# Advanced RAG Playground Notebook
This notebook lets you experiment with the modules in `src/` and reproduce the concepts from the Grok article: indexing, query processing, retrieval, reranking, REFRAG compression, and evaluation.

In [None]:
!pip install -r ../requirements.txt

In [None]:
from pathlib import Path

from src.data_loader import load_documents
from src.indexing import SemanticChunker
from src.pipeline import build_pipeline, run_pipeline
from src.evaluation import load_samples, evaluate_sample

DATA_PATH = Path('../data/knowledge_base.json')
EVAL_PATH = Path('../data/eval_questions.json')

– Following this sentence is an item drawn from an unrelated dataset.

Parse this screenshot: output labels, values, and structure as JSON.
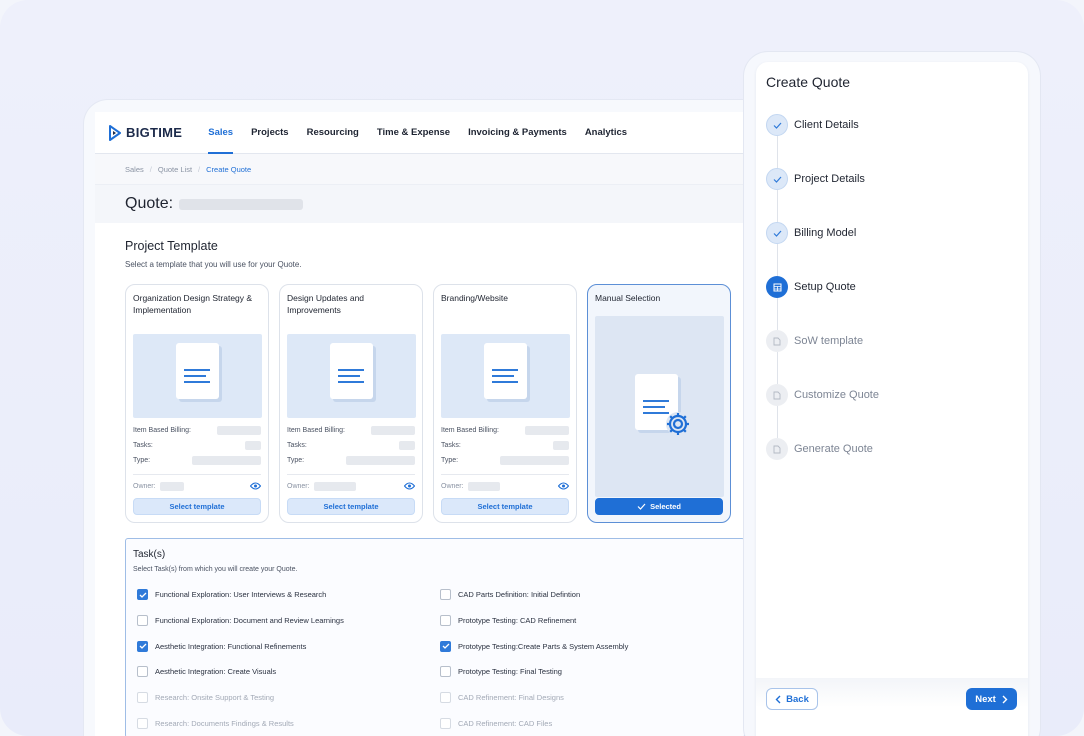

## 1. Inspect the Knowledge Base

In [None]:
documents = load_documents(DATA_PATH)
len(documents), documents[0]

## 2. Build Index + Retriever

In [None]:
retriever, processor = build_pipeline(str(DATA_PATH))
retriever.indexer.chunks[:2]

## 3. Run the Pipeline for a Question

In [None]:
artifacts = run_pipeline(
    query="How does reranking improve the RAG pipeline?",
    data_path=str(DATA_PATH),
    retriever=retriever,
    processor=processor,
)
artifacts.refrag_summary, artifacts.answer_outline

## 4. Evaluate Keyword Coverage

In [None]:
samples = load_samples(EVAL_PATH)
sample = samples[0]
evaluate_sample(sample, data_path=str(DATA_PATH), retriever=retriever, processor=processor)

## 5. Experiment with Chunking Parameters

In [None]:
chunker = SemanticChunker(chunk_size=40, overlap=10)
alt_chunks = chunker.chunk(documents[0])
len(alt_chunks)

Use this section to compare retrieval performance after rebuilding the pipeline with different chunk sizes, reranker weights, or REFRAG selection ratios.